4;5 Say It Don’t SPRAY It! for Wellness + Happyness #7PH

On this Lifestyle Pathway towards healing and wellness, keep in mind that everyone you meet is also going through something you may not know about.  So when you are feeling totally down in the dumps, and life is just super crappy, be careful of TMI.  TMI is an acronym for To Much Information.  Being sensitive to your voice and who is in earshot of  your stories is imperative, especially when you are in so much pain.  This happens in varying degrees depending on the amount of pain you may be experiencing.

Just the other day I was having dinner with two friends and one is also a breast cancer survivor like me, and the other is not.  Yet, my survivor friend and I have our own dialogue about life in general, so when our new friend heard us talking about our time in cancer therapy, she was obviously a bit uncomfortable.  When I saw her face, I apologized and quickly tried to change the subject.  In other situations, when we talk about survivor stories with non-survivors in the audience, they may respond with compassion or empathy.  You just never know how other people perceive conversations about obstacles and overcoming them.  Being sensitive to the situation is best for communication, especially when you have a message of hope!

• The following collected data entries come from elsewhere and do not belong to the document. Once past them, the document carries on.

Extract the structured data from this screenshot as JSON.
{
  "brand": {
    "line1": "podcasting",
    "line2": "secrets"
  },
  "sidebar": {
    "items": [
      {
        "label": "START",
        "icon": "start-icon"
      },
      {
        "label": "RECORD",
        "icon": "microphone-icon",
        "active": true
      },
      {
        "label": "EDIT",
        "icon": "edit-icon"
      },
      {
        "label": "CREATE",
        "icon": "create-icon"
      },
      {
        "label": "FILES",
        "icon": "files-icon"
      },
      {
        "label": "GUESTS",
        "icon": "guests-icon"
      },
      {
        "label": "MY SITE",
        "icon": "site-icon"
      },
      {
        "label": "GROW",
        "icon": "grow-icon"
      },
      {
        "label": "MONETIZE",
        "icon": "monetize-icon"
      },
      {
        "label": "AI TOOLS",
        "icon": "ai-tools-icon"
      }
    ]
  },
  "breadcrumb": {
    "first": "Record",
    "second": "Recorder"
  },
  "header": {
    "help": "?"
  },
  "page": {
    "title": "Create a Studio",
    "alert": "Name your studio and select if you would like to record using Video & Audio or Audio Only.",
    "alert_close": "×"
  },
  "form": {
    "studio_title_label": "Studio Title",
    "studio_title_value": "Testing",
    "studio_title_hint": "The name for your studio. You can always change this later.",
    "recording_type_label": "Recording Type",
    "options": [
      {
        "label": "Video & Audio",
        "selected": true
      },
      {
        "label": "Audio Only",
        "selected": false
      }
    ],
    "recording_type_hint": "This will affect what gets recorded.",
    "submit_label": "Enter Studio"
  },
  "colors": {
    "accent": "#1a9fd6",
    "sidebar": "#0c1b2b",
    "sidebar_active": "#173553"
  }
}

In my opinion, Say it don’t spray it is when you are in dire pain and feel like no one is listening and before you know it, you’ve over shared your story with anyone that will listen.  And in terms of wellness and happyness, scientific studies have shown that a large percentage of cancer patients have had an emotionally catastrophic incident within two years of their diagnosis.  This could be a major transition in life like a major loss including loved ones from a divorce or death, or even a large move which drastically changes your lifestyle.  The point is to be aware of these signs in yourself and people around you, just in case they may need to seek doctors care to help resolve some of these issues and manage pain.

Personally, I was incredibly angry at my life as it kept falling apart piece by piece, and just when I’d get used to my new existence, something else would break.  Just when I thought I had hit rock bottom, there was a new depth to figure out.  I was spinning out of control and within two  years almost to the day of three major issues, I was diagnosed with breast cancer.  Anger is only a thought which means it can be changed.  But sometimes no one can tell you otherwise.  Teaching from experience is my way of sharing hope that if this sounds like you or a loved one, that you can get the support you need to overcome the obstacle before your health gets worse.

www.ChangeCycle.com gives a great definition of change that starts with Stage 1 which includes Loss, with feelings of fear, thoughts of cautiousness and where behavior is paralyzed.  Then to Stage 2 which is Doubt including feelings of resentment, thoughts of skepticism, and behavior is resistant.  Stage 3 is Discomfort with feelings of anxiety, thoughts are confused and behavior is unproductive. Then to Stage 4 which is Discovery with feelings of anticipation, thoughts are resourceful and behavior is energized.  Then to Stage 5 which is Understanding with feelings of confidence, thoughts are pragmatic and behavior is productive.  And finally, Stage 6 is Integration with feelings of satisfaction, thoughts are focused and behavior is generous.  Change does have it’s own set of steps and understanding where you are in the process can give you the tools you need to make progress towards a complete change.  Take care of your yourself.